Chronique virtuelle : Fais ton cinéma de André Delauré (Numeriklire)

Voici de retour la chronique virtuelle, qui concerne une lecture numérique. Ce sont 6 nouvelles écrites par André Delauré, dont j’avais adoré Fiché Coupable, qui sont suffisamment originales pour en parler ici.

Ces 6 nouvelles s’inscrivent dans un cycle qui s’appelle Fais ton cinéma. Le principe, c’est d’écrire une nouvelle qui se situe entre le scenario et la pièce de théatre, mais qui est tout de même un roman au sens où l’auteur donne quelques pistes sur les décors et les émotions. Sinon, tout est dans l’art du dialogue. Pourquoi ? Pour que le lecteur se fasse lui-même une idée de la scène, pour qu’il se fasse son propre cinéma. Il est donc inutile de vous préciser que les dialogues sont écrits au cordeau, très pensés pour que cela fonctionne.

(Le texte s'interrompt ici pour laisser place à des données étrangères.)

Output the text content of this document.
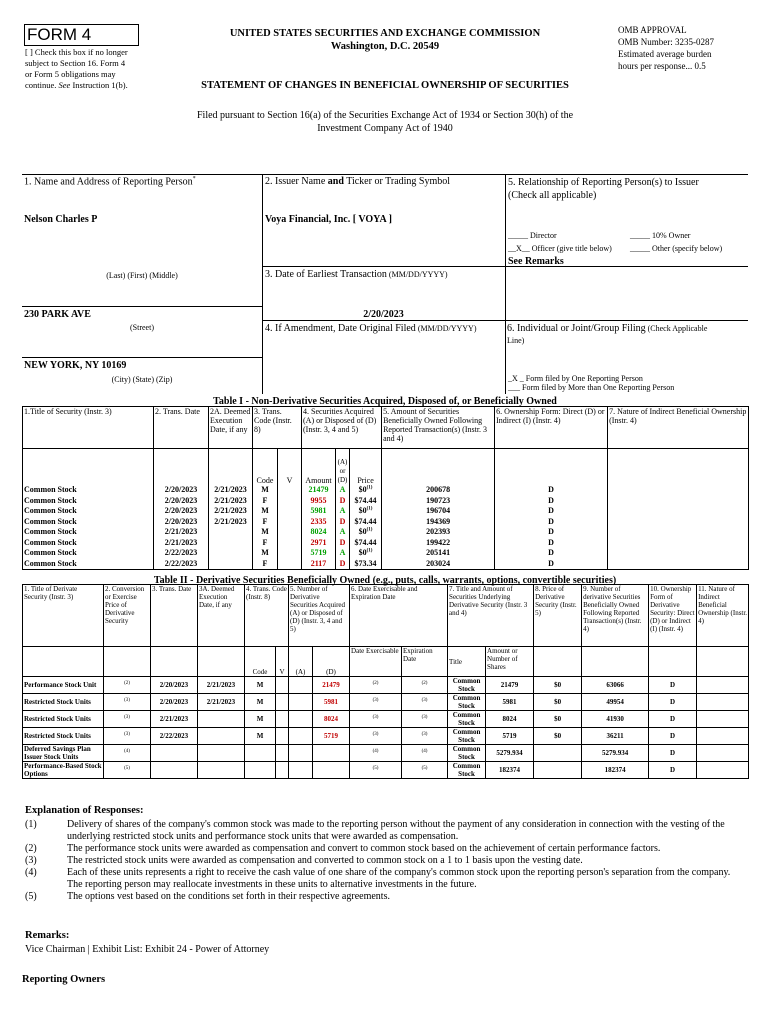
FORM 4
[ ] Check this box if no longer
subject to Section 16. Form 4
or Form 5 obligations may
continue. See Instruction 1(b).
UNITED STATES SECURITIES AND EXCHANGE COMMISSION
Washington, D.C. 20549
STATEMENT OF CHANGES IN BENEFICIAL OWNERSHIP OF SECURITIES
OMB APPROVAL
OMB Number: 3235-0287
Estimated average burden
hours per response... 0.5
Filed pursuant to Section 16(a) of the Securities Exchange Act of 1934 or Section 30(h) of the
Investment Company Act of 1940
1. Name and Address of Reporting Person*
Nelson Charles P
(Last) (First) (Middle)
230 PARK AVE
(Street)
NEW YORK, NY 10169
(City) (State) (Zip)
2. Issuer Name and Ticker or Trading Symbol
Voya Financial, Inc. [ VOYA ]
3. Date of Earliest Transaction (MM/DD/YYYY)
2/20/2023
4. If Amendment, Date Original Filed (MM/DD/YYYY)
5. Relationship of Reporting Person(s) to Issuer
(Check all applicable)
_____ Director	_____ 10% Owner
__X__ Officer (give title below) _____ Other (specify below)
See Remarks
6. Individual or Joint/Group Filing (Check Applicable
Line)
_X _ Form filed by One Reporting Person
___ Form filed by More than One Reporting Person
Table I - Non-Derivative Securities Acquired, Disposed of, or Beneficially Owned
1.Title of Security (Instr. 3)	2. Trans. Date	2A. Deemed Execution Date, if any	3. Trans. Code (Instr. 8)		4. Securities Acquired (A) or Disposed of (D) (Instr. 3, 4 and 5)			5. Amount of Securities Beneficially Owned Following Reported Transaction(s) (Instr. 3 and 4)	6. Ownership Form: Direct (D) or Indirect (I) (Instr. 4)	7. Nature of Indirect Beneficial Ownership (Instr. 4)
			Code	V	Amount	(A) or (D)	Price			
Common Stock	2/20/2023	2/21/2023	M		21479	A	$0$^{(1)}$	200678	D	
Common Stock	2/20/2023	2/21/2023	F		9955	D	$74.44	190723	D	
Common Stock	2/20/2023	2/21/2023	M		5981	A	$0$^{(1)}$	196704	D	
Common Stock	2/20/2023	2/21/2023	F		2335	D	$74.44	194369	D	
Common Stock	2/21/2023		M		8024	A	$0$^{(1)}$	202393	D	
Common Stock	2/21/2023		F		2971	D	$74.44	199422	D	
Common Stock	2/22/2023		M		5719	A	$0$^{(1)}$	205141	D	
Common Stock	2/22/2023		F		2117	D	$73.34	203024	D	
Table II - Derivative Securities Beneficially Owned (e.g., puts, calls, warrants, options, convertible securities)
1. Title of Derivate Security (Instr. 3)	2. Conversion or Exercise Price of Derivative Security	3. Trans. Date	3A. Deemed Execution Date, if any	4. Trans. Code (Instr. 8)		5. Number of Derivative Securities Acquired (A) or Disposed of (D) (Instr. 3, 4 and 5)		6. Date Exercisable and Expiration Date		7. Title and Amount of Securities Underlying Derivative Security (Instr. 3 and 4)		8. Price of Derivative Security (Instr. 5)	9. Number of derivative Securities Beneficially Owned Following Reported Transaction(s) (Instr. 4)	10. Ownership Form of Derivative Security: Direct (D) or Indirect (I) (Instr. 4)	11. Nature of Indirect Beneficial Ownership (Instr. 4)
				Code	V	(A)	(D)	Date Exercisable	Expiration Date	Title	Amount or Number of Shares				
Performance Stock Unit	$^{(2)}$	2/20/2023	2/21/2023	M			21479	$^{(2)}$	$^{(2)}$	Common Stock	21479	$0	63066	D	
Restricted Stock Units	$^{(3)}$	2/20/2023	2/21/2023	M			5981	$^{(3)}$	$^{(3)}$	Common Stock	5981	$0	49954	D	
Restricted Stock Units	$^{(3)}$	2/21/2023		M			8024	$^{(3)}$	$^{(3)}$	Common Stock	8024	$0	41930	D	
Restricted Stock Units	$^{(3)}$	2/22/2023		M			5719	$^{(3)}$	$^{(3)}$	Common Stock	5719	$0	36211	D	
Deferred Savings Plan Issuer Stock Units	$^{(4)}$							$^{(4)}$	$^{(4)}$	Common Stock	5279.934		5279.934	D	
Performance-Based Stock Options	$^{(5)}$							$^{(5)}$	$^{(5)}$	Common Stock	182374		182374	D	
Explanation of Responses:
(1)	Delivery of shares of the company's common stock was made to the reporting person without the payment of any consideration in connection with the vesting of the underlying restricted stock units and performance stock units that were awarded as compensation.
(2)	The performance stock units were awarded as compensation and convert to common stock based on the achievement of certain performance factors.
(3)	The restricted stock units were awarded as compensation and converted to common stock on a 1 to 1 basis upon the vesting date.
(4)	Each of these units represents a right to receive the cash value of one share of the company's common stock upon the reporting person's separation from the company. The reporting person may reallocate investments in these units to alternative investments in the future.
(5)	The options vest based on the conditions set forth in their respective agreements.
Remarks:
Vice Chairman | Exhibit List: Exhibit 24 - Power of Attorney
Reporting Owners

A ma connaissance, cela n’a jamais été fait. Mon avis est que cela fonctionne à merveille, mais que cela marche parce que ce sont des nouvelles, dont la lecture est de l’ordre de 15 à 30 minutes. Dans les 6 nouvelles présentées ci-dessous, certaines partent d’une situation simple et forment une scène de vie, d’autres me paraissent plus abouties et forment une vraie histoire, à propos de laquelle on regrette justement qu’elle ne soit pas plus longue.

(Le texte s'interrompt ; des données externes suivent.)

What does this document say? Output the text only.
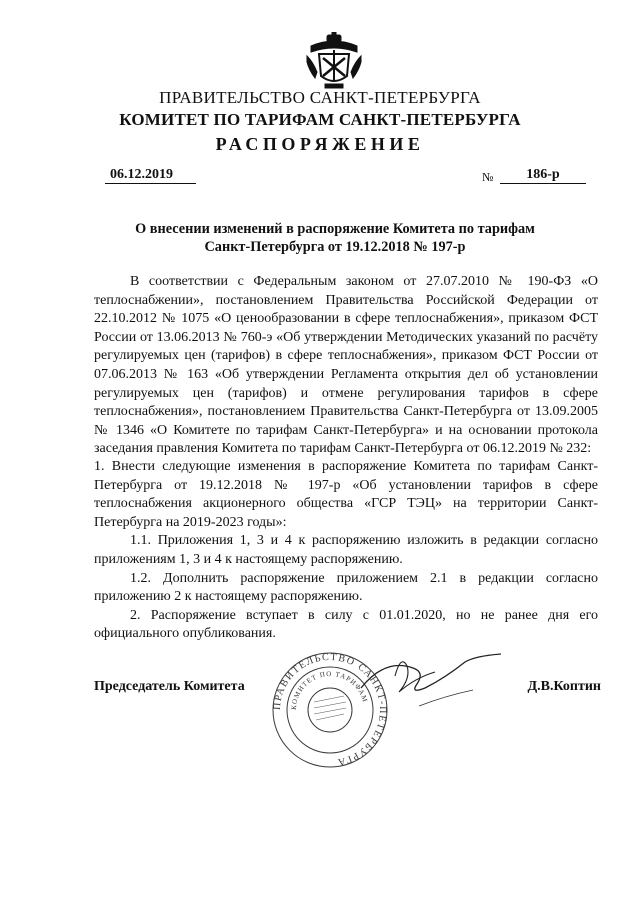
ПРАВИТЕЛЬСТВО САНКТ-ПЕТЕРБУРГА
КОМИТЕТ ПО ТАРИФАМ САНКТ-ПЕТЕРБУРГА
РАСПОРЯЖЕНИЕ
06.12.2019	№	186-р
О внесении изменений в распоряжение Комитета по тарифам
Санкт-Петербурга от 19.12.2018 № 197-р
В соответствии с Федеральным законом от 27.07.2010 № 190-ФЗ «О теплоснабжении», постановлением Правительства Российской Федерации от 22.10.2012 № 1075 «О ценообразовании в сфере теплоснабжения», приказом ФСТ России от 13.06.2013 № 760-э «Об утверждении Методических указаний по расчёту регулируемых цен (тарифов) в сфере теплоснабжения», приказом ФСТ России от 07.06.2013 № 163 «Об утверждении Регламента открытия дел об установлении регулируемых цен (тарифов) и отмене регулирования тарифов в сфере теплоснабжения», постановлением Правительства Санкт-Петербурга от 13.09.2005 № 1346 «О Комитете по тарифам Санкт-Петербурга» и на основании протокола заседания правления Комитета по тарифам Санкт-Петербурга от 06.12.2019 № 232:

1. Внести следующие изменения в распоряжение Комитета по тарифам Санкт-Петербурга от 19.12.2018 № 197-р «Об установлении тарифов в сфере теплоснабжения акционерного общества «ГСР ТЭЦ» на территории Санкт-Петербурга на 2019-2023 годы»:

1.1. Приложения 1, 3 и 4 к распоряжению изложить в редакции согласно приложениям 1, 3 и 4 к настоящему распоряжению.

1.2. Дополнить распоряжение приложением 2.1 в редакции согласно приложению 2 к настоящему распоряжению.

2. Распоряжение вступает в силу с 01.01.2020, но не ранее дня его официального опубликования.

ПРАВИТЕЛЬСТВО САНКТ-ПЕТЕРБУРГА
КОМИТЕТ ПО ТАРИФАМ
Председатель Комитета	Д.В.Коптин
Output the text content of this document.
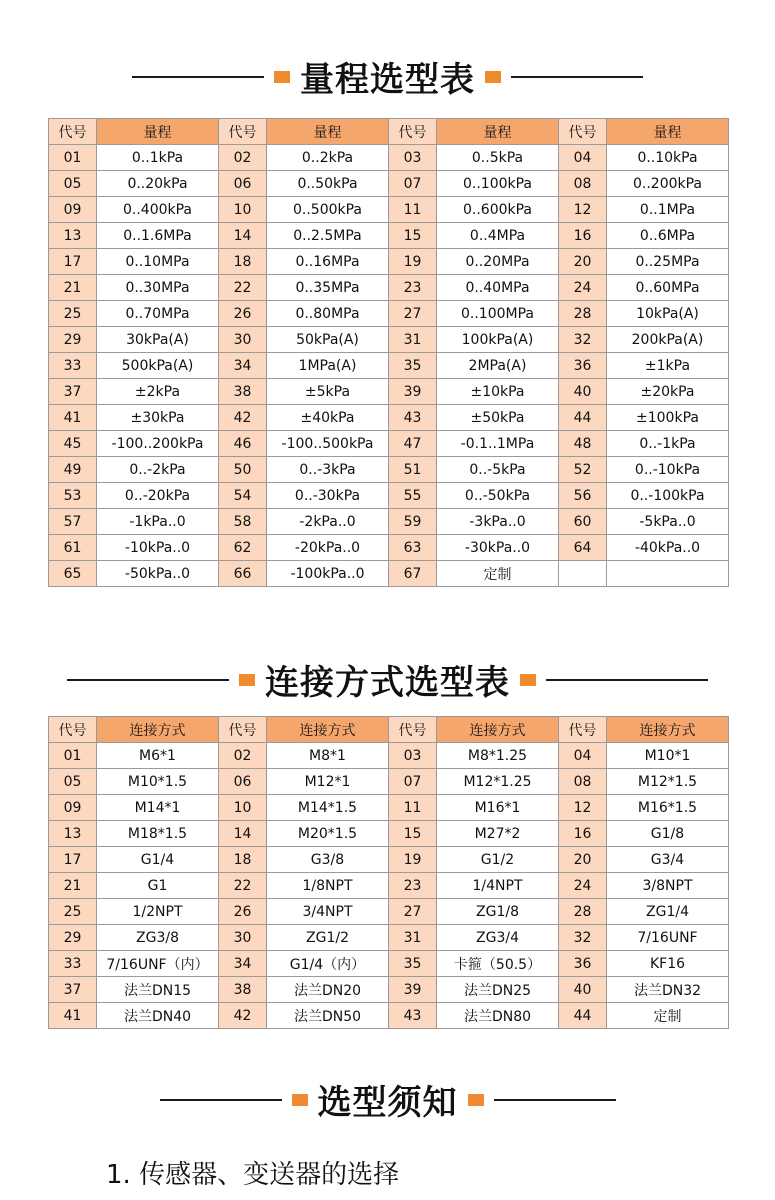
量程选型表
代号	量程	代号	量程	代号	量程	代号	量程
01	0..1kPa	02	0..2kPa	03	0..5kPa	04	0..10kPa
05	0..20kPa	06	0..50kPa	07	0..100kPa	08	0..200kPa
09	0..400kPa	10	0..500kPa	11	0..600kPa	12	0..1MPa
13	0..1.6MPa	14	0..2.5MPa	15	0..4MPa	16	0..6MPa
17	0..10MPa	18	0..16MPa	19	0..20MPa	20	0..25MPa
21	0..30MPa	22	0..35MPa	23	0..40MPa	24	0..60MPa
25	0..70MPa	26	0..80MPa	27	0..100MPa	28	10kPa(A)
29	30kPa(A)	30	50kPa(A)	31	100kPa(A)	32	200kPa(A)
33	500kPa(A)	34	1MPa(A)	35	2MPa(A)	36	±1kPa
37	±2kPa	38	±5kPa	39	±10kPa	40	±20kPa
41	±30kPa	42	±40kPa	43	±50kPa	44	±100kPa
45	-100..200kPa	46	-100..500kPa	47	-0.1..1MPa	48	0..-1kPa
49	0..-2kPa	50	0..-3kPa	51	0..-5kPa	52	0..-10kPa
53	0..-20kPa	54	0..-30kPa	55	0..-50kPa	56	0..-100kPa
57	-1kPa..0	58	-2kPa..0	59	-3kPa..0	60	-5kPa..0
61	-10kPa..0	62	-20kPa..0	63	-30kPa..0	64	-40kPa..0
65	-50kPa..0	66	-100kPa..0	67	定制		
连接方式选型表
代号	连接方式	代号	连接方式	代号	连接方式	代号	连接方式
01	M6*1	02	M8*1	03	M8*1.25	04	M10*1
05	M10*1.5	06	M12*1	07	M12*1.25	08	M12*1.5
09	M14*1	10	M14*1.5	11	M16*1	12	M16*1.5
13	M18*1.5	14	M20*1.5	15	M27*2	16	G1/8
17	G1/4	18	G3/8	19	G1/2	20	G3/4
21	G1	22	1/8NPT	23	1/4NPT	24	3/8NPT
25	1/2NPT	26	3/4NPT	27	ZG1/8	28	ZG1/4
29	ZG3/8	30	ZG1/2	31	ZG3/4	32	7/16UNF
33	7/16UNF（内）	34	G1/4（内）	35	卡箍（50.5）	36	KF16
37	法兰DN15	38	法兰DN20	39	法兰DN25	40	法兰DN32
41	法兰DN40	42	法兰DN50	43	法兰DN80	44	定制
选型须知
1. 传感器、变送器的选择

Reste que j’ai adoré faire cette expérience, que cela marche formidablement bien, car en lisant doucement les premières pages, on arrive à se créer un véritable décor. C’est évidemment du au talent de l’auteur. Sinon, comme tout recueil de nouvelles, j’ai mes préférées, et j’ai adoré Mamie momie et Le plan Triple A. J’ai beaucoup aimé Amours Mortes et les Minettes auto-adhésives. Les deux dernières m’ont paru plus classiques, présentant moins d’intérêt, peut-être parce que ce ne sont pas des histoires noires.

Il faut savoir que pour lire ces nouvelles, il suffit d’aller sur le site de Numeriklire. Le premier épisode est gratuit, les suivants sont vendus 0,99€. Les détails sont ici : http://numerikseries.net/category/fais-ton-cinema/

1ère séance : Mamie Momie

Blandine, septuagénaire alerte, se fait arracher son sac à main en sortant de la pâtisserie. Pour beaucoup de dames de son âge, ce serait une catastrophe… pas pour Blandine. Une délicieuse intrigue portée par une vieille dame qui cache bien son jeu, et qui ne s’en laisse conter ni par la société, ni par ceux qui pensent pouvoir abuser d’elle en toute impunité.

2ème séance : Le plan Triple A

Le brave Henri, méridional pittoresque, réserve une surprise à son fils Jean-Louis. Une de ces surprises qui vous changent la vie : Agnès, sa nouvelle conquête. La beauté, la séduction, le charme incarné. Mais la belle roucoule en apparence, car elle cache de bien noirs desseins. Elle finira par faire un voyage tout à fait inattendu.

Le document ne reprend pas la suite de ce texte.